In order to take out a medicine from a bag with a lid storing the medicine, the lid 4 is not removed, but the seal 30 is pulled up to break the connection portion 42, and the seal 30 is removed from the lid main body 28. By inserting an injection needle or the like through the opening 48 and piercing the inner plug 50, and hanging the lidded bag by inserting the hole 16 of the bag main body 3 through the hook, the medicine can be discharged through the injection needle and the catheter by gravity, and the bag main body 3 can be gradually contracted as the content decreases. Therefore, since there is no need to use a vent needle like a vial container, there is no risk of contamination of the contents by the entry of external air through the vent needle.

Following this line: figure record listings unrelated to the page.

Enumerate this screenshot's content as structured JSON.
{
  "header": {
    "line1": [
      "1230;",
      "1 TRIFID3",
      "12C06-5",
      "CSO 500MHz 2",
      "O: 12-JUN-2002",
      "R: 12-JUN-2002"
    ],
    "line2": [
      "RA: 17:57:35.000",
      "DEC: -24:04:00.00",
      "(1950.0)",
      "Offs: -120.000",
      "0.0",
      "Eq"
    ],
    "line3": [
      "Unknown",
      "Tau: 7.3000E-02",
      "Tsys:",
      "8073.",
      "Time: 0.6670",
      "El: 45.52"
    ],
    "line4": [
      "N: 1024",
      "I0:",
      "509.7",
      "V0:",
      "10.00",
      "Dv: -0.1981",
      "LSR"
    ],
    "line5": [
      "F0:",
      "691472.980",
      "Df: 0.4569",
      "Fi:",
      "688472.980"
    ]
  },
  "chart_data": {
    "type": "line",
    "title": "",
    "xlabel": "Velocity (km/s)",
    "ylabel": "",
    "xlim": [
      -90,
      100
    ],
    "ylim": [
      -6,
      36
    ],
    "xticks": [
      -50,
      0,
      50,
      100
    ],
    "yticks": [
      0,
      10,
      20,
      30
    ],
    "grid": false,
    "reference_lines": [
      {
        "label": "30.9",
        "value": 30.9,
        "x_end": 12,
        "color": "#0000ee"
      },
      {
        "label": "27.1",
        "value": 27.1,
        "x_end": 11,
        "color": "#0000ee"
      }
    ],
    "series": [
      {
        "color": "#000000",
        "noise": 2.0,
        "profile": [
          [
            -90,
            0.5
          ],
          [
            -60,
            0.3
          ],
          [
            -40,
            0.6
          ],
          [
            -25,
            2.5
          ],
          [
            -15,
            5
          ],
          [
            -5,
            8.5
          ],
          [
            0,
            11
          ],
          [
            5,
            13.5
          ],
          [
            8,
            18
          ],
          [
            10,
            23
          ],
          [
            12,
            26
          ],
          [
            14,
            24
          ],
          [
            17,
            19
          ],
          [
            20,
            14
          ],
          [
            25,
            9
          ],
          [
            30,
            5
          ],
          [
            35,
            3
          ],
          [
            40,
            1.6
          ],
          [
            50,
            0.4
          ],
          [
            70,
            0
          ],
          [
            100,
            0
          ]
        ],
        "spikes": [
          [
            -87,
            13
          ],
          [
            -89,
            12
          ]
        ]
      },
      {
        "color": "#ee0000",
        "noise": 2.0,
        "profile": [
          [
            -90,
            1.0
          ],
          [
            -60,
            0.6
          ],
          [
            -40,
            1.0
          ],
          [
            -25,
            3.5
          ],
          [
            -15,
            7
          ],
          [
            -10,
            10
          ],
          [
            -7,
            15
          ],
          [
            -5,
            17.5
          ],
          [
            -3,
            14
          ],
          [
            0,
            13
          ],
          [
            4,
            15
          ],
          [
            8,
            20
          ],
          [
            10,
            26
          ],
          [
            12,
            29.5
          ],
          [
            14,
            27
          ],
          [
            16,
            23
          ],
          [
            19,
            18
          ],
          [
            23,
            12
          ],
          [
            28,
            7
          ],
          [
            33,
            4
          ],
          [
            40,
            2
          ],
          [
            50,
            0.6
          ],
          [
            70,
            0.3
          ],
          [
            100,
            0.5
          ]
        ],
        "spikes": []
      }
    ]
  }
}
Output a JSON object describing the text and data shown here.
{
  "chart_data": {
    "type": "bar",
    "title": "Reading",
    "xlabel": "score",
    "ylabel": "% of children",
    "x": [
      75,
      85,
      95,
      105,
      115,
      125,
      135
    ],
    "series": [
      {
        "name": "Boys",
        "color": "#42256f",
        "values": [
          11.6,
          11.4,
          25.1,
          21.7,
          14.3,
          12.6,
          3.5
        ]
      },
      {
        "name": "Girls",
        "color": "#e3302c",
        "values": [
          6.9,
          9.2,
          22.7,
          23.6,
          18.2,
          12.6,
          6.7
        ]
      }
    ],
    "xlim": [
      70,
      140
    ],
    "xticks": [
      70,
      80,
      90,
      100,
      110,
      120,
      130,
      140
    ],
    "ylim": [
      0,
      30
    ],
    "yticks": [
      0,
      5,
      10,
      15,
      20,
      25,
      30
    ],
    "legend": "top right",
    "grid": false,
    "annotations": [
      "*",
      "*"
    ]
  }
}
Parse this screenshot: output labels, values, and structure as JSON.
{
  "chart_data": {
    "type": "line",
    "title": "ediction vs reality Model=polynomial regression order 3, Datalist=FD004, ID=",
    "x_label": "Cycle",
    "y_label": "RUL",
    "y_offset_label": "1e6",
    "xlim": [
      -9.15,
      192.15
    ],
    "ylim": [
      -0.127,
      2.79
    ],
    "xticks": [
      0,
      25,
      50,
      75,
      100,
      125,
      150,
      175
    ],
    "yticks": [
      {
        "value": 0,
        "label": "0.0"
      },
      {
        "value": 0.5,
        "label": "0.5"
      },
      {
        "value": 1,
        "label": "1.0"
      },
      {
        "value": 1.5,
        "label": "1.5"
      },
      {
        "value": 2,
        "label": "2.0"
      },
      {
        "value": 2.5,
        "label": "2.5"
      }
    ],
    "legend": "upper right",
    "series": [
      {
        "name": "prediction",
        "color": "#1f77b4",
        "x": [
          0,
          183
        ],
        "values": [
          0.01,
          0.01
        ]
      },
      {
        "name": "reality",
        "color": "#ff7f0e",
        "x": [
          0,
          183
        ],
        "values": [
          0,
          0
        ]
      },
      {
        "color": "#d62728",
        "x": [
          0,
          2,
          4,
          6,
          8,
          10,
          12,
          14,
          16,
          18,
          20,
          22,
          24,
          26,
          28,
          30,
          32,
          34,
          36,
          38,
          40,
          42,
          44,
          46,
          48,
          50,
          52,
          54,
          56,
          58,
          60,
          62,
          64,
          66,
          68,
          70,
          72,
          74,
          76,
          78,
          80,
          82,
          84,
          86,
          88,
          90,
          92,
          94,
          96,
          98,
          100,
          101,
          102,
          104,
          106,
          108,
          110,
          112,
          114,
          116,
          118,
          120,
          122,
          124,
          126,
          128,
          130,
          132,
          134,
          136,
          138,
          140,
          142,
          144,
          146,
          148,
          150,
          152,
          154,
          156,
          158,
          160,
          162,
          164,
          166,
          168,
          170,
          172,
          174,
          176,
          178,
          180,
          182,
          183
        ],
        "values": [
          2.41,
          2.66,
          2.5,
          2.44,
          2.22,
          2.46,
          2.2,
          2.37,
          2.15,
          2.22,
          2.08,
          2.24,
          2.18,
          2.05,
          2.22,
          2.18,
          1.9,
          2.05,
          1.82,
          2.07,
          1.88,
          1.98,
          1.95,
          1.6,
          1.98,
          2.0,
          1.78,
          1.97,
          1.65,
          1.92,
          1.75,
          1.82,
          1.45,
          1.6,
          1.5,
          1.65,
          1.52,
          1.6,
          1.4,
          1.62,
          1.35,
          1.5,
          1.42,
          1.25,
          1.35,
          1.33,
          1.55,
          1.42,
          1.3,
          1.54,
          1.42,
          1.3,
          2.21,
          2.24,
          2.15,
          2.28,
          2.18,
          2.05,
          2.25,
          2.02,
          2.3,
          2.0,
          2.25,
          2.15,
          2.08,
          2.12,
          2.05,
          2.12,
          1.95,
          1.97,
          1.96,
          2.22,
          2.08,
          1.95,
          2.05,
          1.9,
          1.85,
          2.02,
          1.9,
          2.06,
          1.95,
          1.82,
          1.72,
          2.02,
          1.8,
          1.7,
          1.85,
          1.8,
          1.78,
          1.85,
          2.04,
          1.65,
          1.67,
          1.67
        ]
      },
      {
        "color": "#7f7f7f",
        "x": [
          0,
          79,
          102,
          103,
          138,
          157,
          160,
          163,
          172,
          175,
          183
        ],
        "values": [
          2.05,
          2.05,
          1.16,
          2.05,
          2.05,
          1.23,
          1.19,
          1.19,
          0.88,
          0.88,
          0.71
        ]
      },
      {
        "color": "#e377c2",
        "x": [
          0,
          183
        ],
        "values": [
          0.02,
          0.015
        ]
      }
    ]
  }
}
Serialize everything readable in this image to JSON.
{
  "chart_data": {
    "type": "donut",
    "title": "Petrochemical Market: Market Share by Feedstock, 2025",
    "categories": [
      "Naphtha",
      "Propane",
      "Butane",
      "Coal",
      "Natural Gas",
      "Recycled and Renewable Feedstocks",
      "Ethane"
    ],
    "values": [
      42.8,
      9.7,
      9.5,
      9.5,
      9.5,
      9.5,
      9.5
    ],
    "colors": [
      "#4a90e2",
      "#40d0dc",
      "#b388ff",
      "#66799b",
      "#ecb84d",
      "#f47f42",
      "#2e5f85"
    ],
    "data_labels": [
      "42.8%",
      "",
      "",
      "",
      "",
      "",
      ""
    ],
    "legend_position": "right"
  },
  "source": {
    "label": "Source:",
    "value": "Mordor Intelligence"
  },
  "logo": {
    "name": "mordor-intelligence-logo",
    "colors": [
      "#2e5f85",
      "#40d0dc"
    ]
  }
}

As described above, according to the bag with an opening and the bag with a lid of the present embodiment, unlike the conventional bag with an opening requiring a fusing device and the vial container requiring a crimping device of an aluminum lid, a special device for sealing is not required to prevent the aseptic work or generate dust which impairs the aseptic state, and the sealing work of the contents can be easily performed and the cost can be reduced. Further, since the flexible vent tube is gradually contracted as the contents are discharged, it is not necessary to use a vent needle as in a vial container, and there is no risk of contamination of the contents through the vent needle. Therefore, the method has the advantages of reducing the cost for producing the medicine and being easy to use in the medical field.